In addition to these ex-ante procedural remedies, we conducted several post hoc tests to evaluate the risk of CMV biasing the findings. Although CMV cannot inflate our interaction terms (MacKenzie & Podsakoff, 2012), which are the central emphasis of this study, we decided to check for this issue. First, the single-factor test approach of Harman (1976) was used to estimate CMV bias, and the results did not reveal any concerns. Using exploratory factor analysis, we investigated whether a single factor could explain the majority of the covariance among the items in the study. The test revealed five factors with eigenvalues greater than 1, which accounted for 68% of the total variance, and the variance in the first factor accounted for only 29% of the total variance. Thus, this test suggests that CMV is not a serious concern (Afthanorhan et al., 2021; Podsakoff et al., 2003). Second, we performed a full collinearity test based on variance inflation factors (VIFs) (Kock, 2015). We followed the guidelines described by Kock and Lynn (2012), who proposed performing such a test to assess both vertical and lateral collinearity.

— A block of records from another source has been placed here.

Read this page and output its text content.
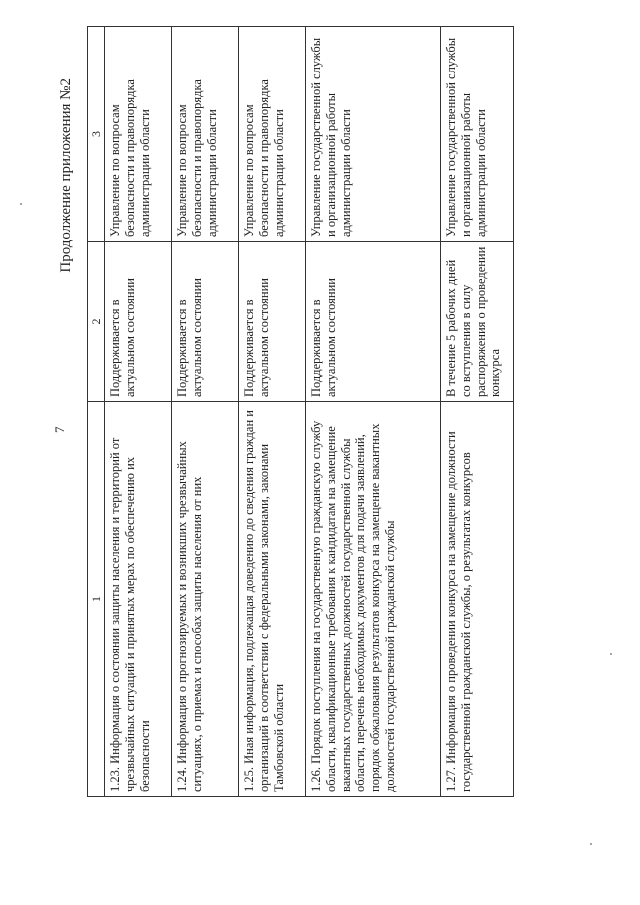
7
Продолжение приложения №2
1	2	3
1.23. Информация о состоянии защиты населения и территорий от чрезвычайных ситуаций и принятых мерах по обеспечению их безопасности	Поддерживается в актуальном состоянии	Управление по вопросам безопасности и правопорядка администрации области
1.24. Информация о прогнозируемых и возникших чрезвычайных ситуациях, о приемах и способах защиты населения от них	Поддерживается в актуальном состоянии	Управление по вопросам безопасности и правопорядка администрации области
1.25. Иная информация, подлежащая доведению до сведения граждан и организаций в соответствии с федеральными законами, законами Тамбовской области	Поддерживается в актуальном состоянии	Управление по вопросам безопасности и правопорядка администрации области
1.26. Порядок поступления на государственную гражданскую службу области, квалификационные требования к кандидатам на замещение вакантных государственных должностей государственной службы области, перечень необходимых документов для подачи заявлений, порядок обжалования результатов конкурса на замещение вакантных должностей государственной гражданской службы	Поддерживается в актуальном состоянии	Управление государственной службы и организационной работы администрации области
1.27. Информация о проведении конкурса на замещение должности государственной гражданской службы, о результатах конкурсов	В течение 5 рабочих дней со вступления в силу распоряжения о проведении конкурса	Управление государственной службы и организационной работы администрации области
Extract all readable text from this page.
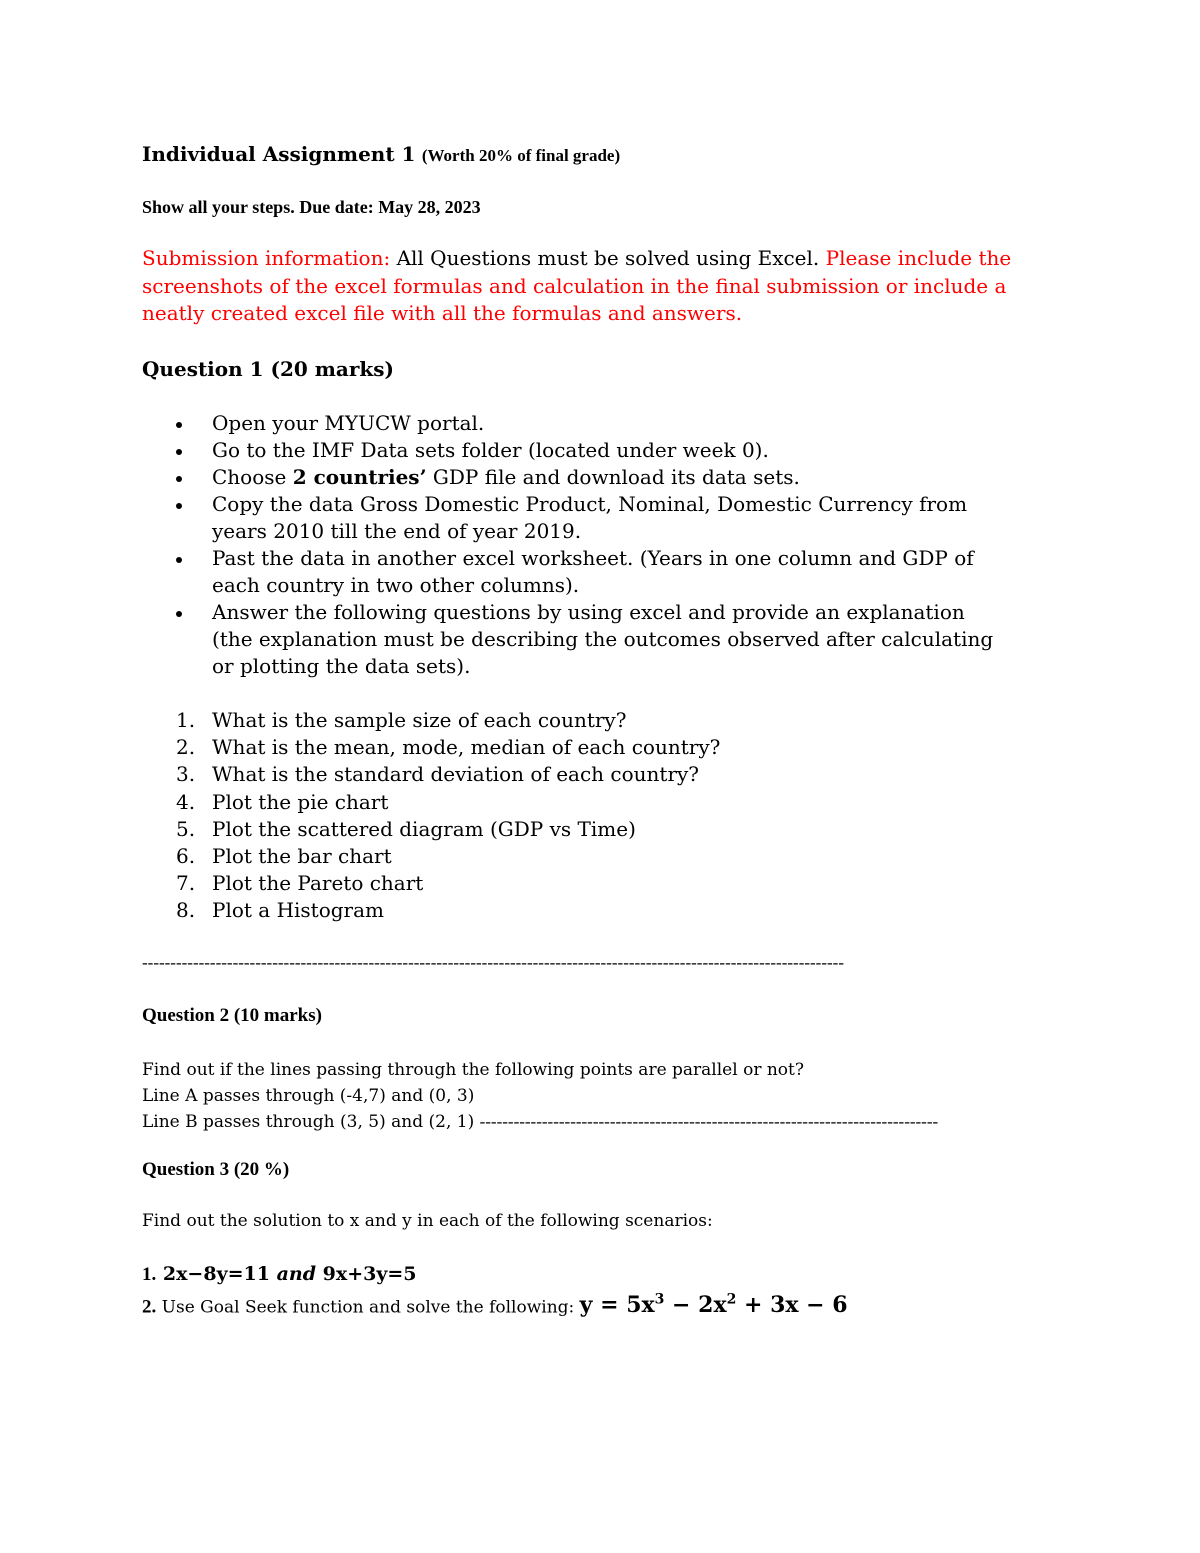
Individual Assignment 1 (Worth 20% of final grade)
Show all your steps. Due date: May 28, 2023
Submission information: All Questions must be solved using Excel. Please include the screenshots of the excel formulas and calculation in the final submission or include a neatly created excel file with all the formulas and answers.
Question 1 (20 marks)
Open your MYUCW portal.
Go to the IMF Data sets folder (located under week 0).
Choose 2 countries’ GDP file and download its data sets.
Copy the data Gross Domestic Product, Nominal, Domestic Currency from years 2010 till the end of year 2019.
Past the data in another excel worksheet. (Years in one column and GDP of each country in two other columns).
Answer the following questions by using excel and provide an explanation (the explanation must be describing the outcomes observed after calculating or plotting the data sets).
1. What is the sample size of each country?
2. What is the mean, mode, median of each country?
3. What is the standard deviation of each country?
4. Plot the pie chart
5. Plot the scattered diagram (GDP vs Time)
6. Plot the bar chart
7. Plot the Pareto chart
8. Plot a Histogram
----------------------------------------------------------------------------------------------------------------------------
Question 2 (10 marks)
Find out if the lines passing through the following points are parallel or not?
Line A passes through (-4,7) and (0, 3)
Line B passes through (3, 5) and (2, 1) ---------------------------------------------------------------------------------
Question 3 (20 %)
Find out the solution to x and y in each of the following scenarios:
1. 2x−8y=11 and 9x+3y=5
2. Use Goal Seek function and solve the following: $y = 5x^3 - 2x^2 + 3x - 6$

Kock and Lynn (2012) note that a VIF greater than 3.3 indicates pathological collinearity, suggesting that CMV might contaminate the model. However, as shown in Table 2, this study is considered free of CMV.
Measurement Model Assessment
According to Hair et al. (2017), prior to using a structural model, its characteristics (item reliability, internal consistency reliability, convergent validity, and discriminant validity) should be confirmed. These features were all checked, beginning with item reliability. As shown in Table 3, most items were greater than the threshold level of 0.707 (Hair et al., 2017, 2019). We used Cronbach’s alpha and composite reliability to measure the constructs' internal consistency. Table 3 indicates that both techniques showed satisfactory values ranging from 0.802 to 0.856 and from 0.796 to 0.893, which are higher than the cutoff of 0.70 (Hair et al., 2017, 2019). Regarding convergent validity, the average variance extracted (AVE) also achieved values ranging from 0.517 to 0.737, which exceeded the threshold of 0.5 (Hair et al., 2017, 2019) (see Table 3).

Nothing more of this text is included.